Two California public health experts said a surge of COVID-19 could be coming soon and pleaded with all Californians to get vaccinated, including older adults and young children under 5.
At a virtual town hall hosted by state Senator Nancy Skinner on Tuesday night, UC San Francisco Department of Medicine Chair Dr. Robert Wachter and California State Epidemiologist Dr. Erica Pan addressed the current moment in the pandemic and what might be coming up in California.
During the panel, Wachter and Pan discussed the high probability of a COVID surge, the worrying unknowns of long COVID and low vaccination and booster rates among people who can get extremely sick.
A winter surge is possible
Both Wachter and Pan seemed confident that an upcoming surge of COVID-19 is likely. How big of a surge? Neither expert hazarded a guess.
“Winter will drive people inside," said Wachter. “There are these new variants that are coming out that are at least somewhat immune evasive.”
Wachter added the new variants aren’t “massively scary” but seem to be taking over from the BA.5 variant. And he said the virus may proliferate more, because “back-pressure” against rising case rates is mostly gone.
“Unfortunately, in the old days, if you started to see a surge, people immediately started being more careful and putting masks on,” Wachter said. “I'm not confident that will happen, at least to the same degree that it used to happen.”

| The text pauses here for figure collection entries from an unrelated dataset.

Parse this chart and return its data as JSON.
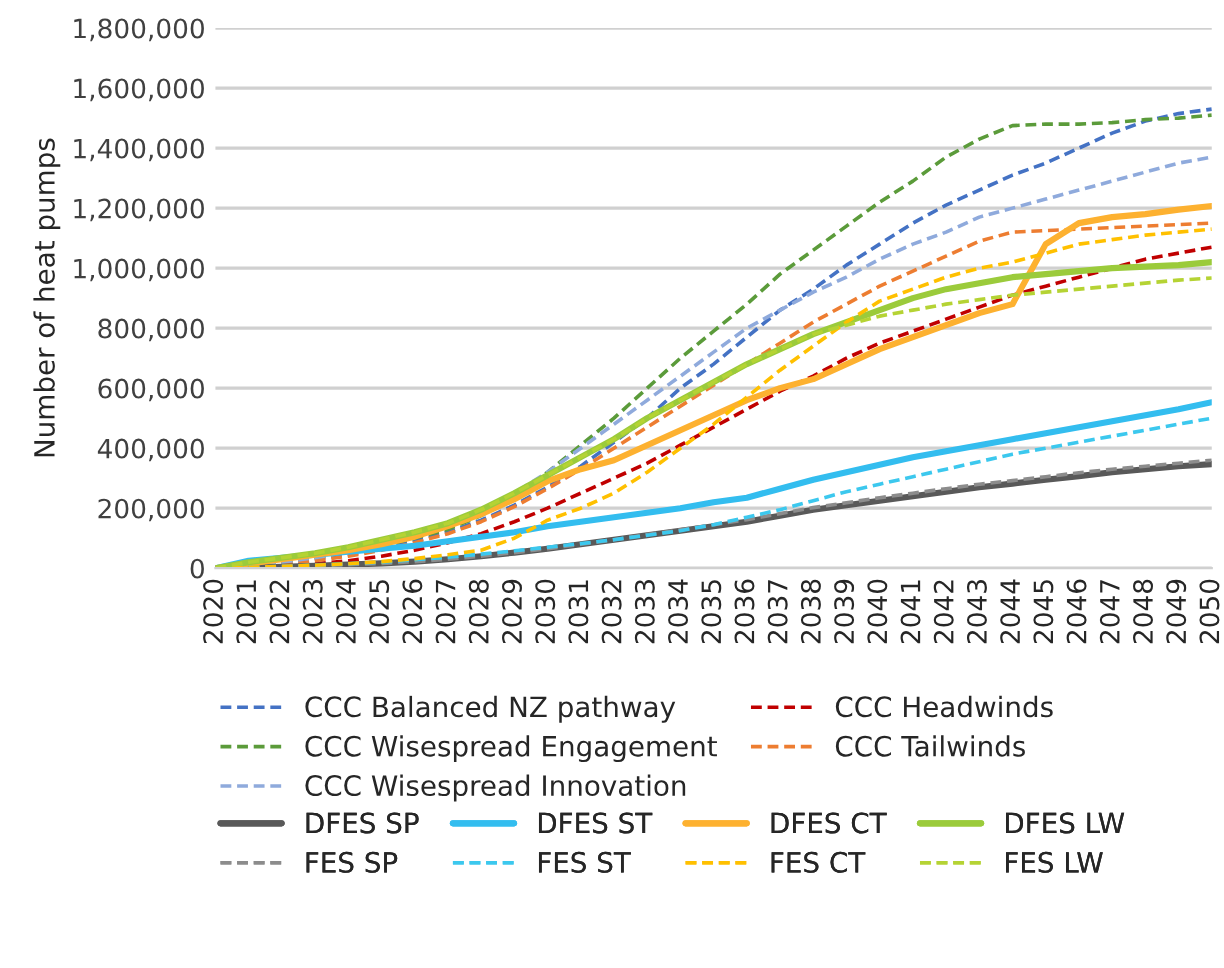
{
  "chart_data": {
    "type": "line",
    "ylabel": "Number of heat pumps",
    "x": [
      2020,
      2021,
      2022,
      2023,
      2024,
      2025,
      2026,
      2027,
      2028,
      2029,
      2030,
      2031,
      2032,
      2033,
      2034,
      2035,
      2036,
      2037,
      2038,
      2039,
      2040,
      2041,
      2042,
      2043,
      2044,
      2045,
      2046,
      2047,
      2048,
      2049,
      2050
    ],
    "xlim": [
      2020,
      2050
    ],
    "xticks": [
      2020,
      2021,
      2022,
      2023,
      2024,
      2025,
      2026,
      2027,
      2028,
      2029,
      2030,
      2031,
      2032,
      2033,
      2034,
      2035,
      2036,
      2037,
      2038,
      2039,
      2040,
      2041,
      2042,
      2043,
      2044,
      2045,
      2046,
      2047,
      2048,
      2049,
      2050
    ],
    "ylim": [
      0,
      1800000
    ],
    "yticks": [
      {
        "value": 0,
        "label": "0"
      },
      {
        "value": 200000,
        "label": "200,000"
      },
      {
        "value": 400000,
        "label": "400,000"
      },
      {
        "value": 600000,
        "label": "600,000"
      },
      {
        "value": 800000,
        "label": "800,000"
      },
      {
        "value": 1000000,
        "label": "1,000,000"
      },
      {
        "value": 1200000,
        "label": "1,200,000"
      },
      {
        "value": 1400000,
        "label": "1,400,000"
      },
      {
        "value": 1600000,
        "label": "1,600,000"
      },
      {
        "value": 1800000,
        "label": "1,800,000"
      }
    ],
    "grid": "y",
    "legend": "bottom",
    "marker": "none",
    "series": [
      {
        "name": "CCC Balanced NZ pathway",
        "color": "#4472c4",
        "line_style": "dashed",
        "values": [
          0,
          8000,
          18000,
          30000,
          45000,
          65000,
          90000,
          120000,
          160000,
          210000,
          270000,
          340000,
          420000,
          500000,
          600000,
          680000,
          770000,
          860000,
          930000,
          1010000,
          1080000,
          1150000,
          1210000,
          1260000,
          1310000,
          1350000,
          1400000,
          1450000,
          1490000,
          1515000,
          1530000
        ]
      },
      {
        "name": "CCC Headwinds",
        "color": "#c00000",
        "line_style": "dashed",
        "values": [
          0,
          3000,
          8000,
          15000,
          25000,
          40000,
          60000,
          85000,
          115000,
          155000,
          200000,
          250000,
          300000,
          350000,
          410000,
          470000,
          530000,
          590000,
          640000,
          700000,
          750000,
          790000,
          830000,
          870000,
          910000,
          940000,
          970000,
          1000000,
          1030000,
          1050000,
          1070000
        ]
      },
      {
        "name": "CCC Wisespread Engagement",
        "color": "#5b9b3a",
        "line_style": "dashed",
        "values": [
          0,
          10000,
          20000,
          35000,
          55000,
          75000,
          100000,
          130000,
          175000,
          240000,
          320000,
          410000,
          500000,
          600000,
          700000,
          790000,
          880000,
          980000,
          1060000,
          1140000,
          1220000,
          1290000,
          1370000,
          1430000,
          1475000,
          1480000,
          1480000,
          1485000,
          1495000,
          1500000,
          1510000
        ]
      },
      {
        "name": "CCC Tailwinds",
        "color": "#ed7d31",
        "line_style": "dashed",
        "values": [
          0,
          5000,
          15000,
          25000,
          40000,
          60000,
          85000,
          115000,
          155000,
          205000,
          265000,
          330000,
          400000,
          470000,
          540000,
          610000,
          680000,
          750000,
          820000,
          880000,
          940000,
          990000,
          1040000,
          1090000,
          1120000,
          1125000,
          1130000,
          1135000,
          1140000,
          1145000,
          1150000
        ]
      },
      {
        "name": "CCC Wisespread Innovation",
        "color": "#8faadc",
        "line_style": "dashed",
        "values": [
          0,
          10000,
          20000,
          35000,
          55000,
          80000,
          110000,
          145000,
          190000,
          250000,
          320000,
          400000,
          480000,
          560000,
          640000,
          720000,
          800000,
          860000,
          920000,
          970000,
          1030000,
          1080000,
          1120000,
          1170000,
          1200000,
          1230000,
          1260000,
          1290000,
          1320000,
          1350000,
          1370000
        ]
      },
      {
        "name": "DFES SP",
        "color": "#595959",
        "line_style": "solid",
        "values": [
          0,
          2000,
          5000,
          8000,
          12000,
          16000,
          22000,
          30000,
          40000,
          52000,
          65000,
          80000,
          95000,
          110000,
          125000,
          140000,
          155000,
          175000,
          195000,
          210000,
          225000,
          240000,
          255000,
          270000,
          282000,
          295000,
          307000,
          320000,
          330000,
          340000,
          347000
        ]
      },
      {
        "name": "DFES ST",
        "color": "#33bdef",
        "line_style": "solid",
        "values": [
          0,
          25000,
          35000,
          45000,
          55000,
          65000,
          75000,
          90000,
          105000,
          120000,
          140000,
          155000,
          170000,
          185000,
          200000,
          220000,
          235000,
          265000,
          295000,
          320000,
          345000,
          370000,
          390000,
          410000,
          430000,
          450000,
          470000,
          490000,
          510000,
          530000,
          553000
        ]
      },
      {
        "name": "DFES CT",
        "color": "#fdb130",
        "line_style": "solid",
        "values": [
          0,
          15000,
          30000,
          45000,
          60000,
          80000,
          105000,
          140000,
          180000,
          230000,
          290000,
          330000,
          360000,
          410000,
          460000,
          510000,
          560000,
          600000,
          630000,
          680000,
          730000,
          770000,
          810000,
          850000,
          880000,
          1080000,
          1150000,
          1170000,
          1180000,
          1195000,
          1207000
        ]
      },
      {
        "name": "DFES LW",
        "color": "#9bcb3b",
        "line_style": "solid",
        "values": [
          0,
          20000,
          35000,
          50000,
          70000,
          95000,
          120000,
          150000,
          195000,
          250000,
          310000,
          370000,
          430000,
          500000,
          560000,
          620000,
          680000,
          730000,
          780000,
          820000,
          860000,
          900000,
          930000,
          950000,
          970000,
          980000,
          990000,
          1000000,
          1005000,
          1010000,
          1020000
        ]
      },
      {
        "name": "FES SP",
        "color": "#8c8c8c",
        "line_style": "dashed",
        "values": [
          0,
          2000,
          5000,
          8000,
          12000,
          16000,
          22000,
          30000,
          40000,
          52000,
          65000,
          80000,
          95000,
          112000,
          128000,
          145000,
          162000,
          182000,
          202000,
          218000,
          235000,
          250000,
          265000,
          280000,
          292000,
          305000,
          318000,
          330000,
          340000,
          350000,
          360000
        ]
      },
      {
        "name": "FES ST",
        "color": "#3cc8ee",
        "line_style": "dashed",
        "values": [
          0,
          3000,
          6000,
          10000,
          15000,
          20000,
          28000,
          37000,
          47000,
          58000,
          70000,
          82000,
          95000,
          110000,
          125000,
          145000,
          170000,
          195000,
          225000,
          255000,
          280000,
          305000,
          330000,
          355000,
          380000,
          400000,
          420000,
          440000,
          460000,
          480000,
          500000
        ]
      },
      {
        "name": "FES CT",
        "color": "#ffc000",
        "line_style": "dashed",
        "values": [
          0,
          3000,
          6000,
          10000,
          15000,
          22000,
          32000,
          45000,
          60000,
          100000,
          160000,
          200000,
          250000,
          320000,
          400000,
          480000,
          570000,
          660000,
          740000,
          820000,
          890000,
          930000,
          970000,
          1000000,
          1020000,
          1050000,
          1080000,
          1095000,
          1110000,
          1120000,
          1130000
        ]
      },
      {
        "name": "FES LW",
        "color": "#b5d334",
        "line_style": "dashed",
        "values": [
          0,
          20000,
          35000,
          50000,
          70000,
          95000,
          120000,
          150000,
          195000,
          250000,
          310000,
          370000,
          430000,
          500000,
          560000,
          620000,
          680000,
          730000,
          780000,
          810000,
          840000,
          860000,
          880000,
          895000,
          910000,
          920000,
          930000,
          940000,
          950000,
          960000,
          967000
        ]
      }
    ]
  }
}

Pan also nodded to the relative severity of other respiratory infections, including the flu, in other parts of the country. Although we haven’t seen high numbers in California, respiratory syncytial virus (RSV) which seriously affects infants and young children, is also surging in the U.S.
Long COVID is still a big concern
Both Pan and Wachter cited the lasting effects brought on by long COVID, many still largely unknown, as their chief concern if they were to become infected again. According to a survey conducted by the Census and CDC conducted this summer, as many as 1 in 5 infections in adults result in symptoms of long COVID, which are symptoms lasting three or more months after first contracting the virus.
“We're still learning about long COVID. And to me, personally even, and for my own family, that is still what concerns me the most,” Pan said.
Pan noted that while there are some predictors about who will get lasting symptoms of COVID, there have been many people, including children, who had mild cases but experienced long COVID symptoms.
One fallacy Wachter sought to correct is the perception that people cannot get long COVID if they didn’t get it the first time they were infected. You can, he said, and if you did get long COVID the first time, you can get an even worse case.
“There is always a reason to try to avoid getting [COVID], even if you've had it multiple times before,” he said.
Boosters are key, especially for older and younger Californians
Both experts noted the relative sluggishness of vaccine uptake in California. According to the state dashboard, only 11.4% of Californians over 5 years old have received the new bivalent booster, which targets both the original strain of the virus that causes COVID, and more recent subvariants.
Although the state’s rate of uptake is higher than the rest of the country, which is at 7.3%, Wachter said it’s still too low.
“Particularly if you're at someone at higher risk over, let's say 50, or have other medical illnesses and you have only gotten two vaccine shots a year ago, you are markedly under protected,” he said.
Wachter also pointed to misinformation as a cause for vaccine hesitancy.
“There will be thousands of deaths because elderly people have, for whatever reason, chosen not to stay up to date on their boosters, in part because of misinformation,” he said.
On the flip side, Pan said it’s important to get more children under the age of 5 vaccinated. Although the bivalent booster is not yet authorized for them, Pan says there has been low uptake in the COVID vaccine all together, which is important to prevent severe illness.
“It's these sort of extremes of age that are at risk for more serious illness,” she said. “I want to emphasize to all the parents out there or grandparents, encourage your families to get your kids vaccinated. I'm speaking as a mom, as a pediatric infectious disease doctor and a public health official.”
As of Oct. 27, less than 6% of children under 5 years old had received their primary doses of vaccine.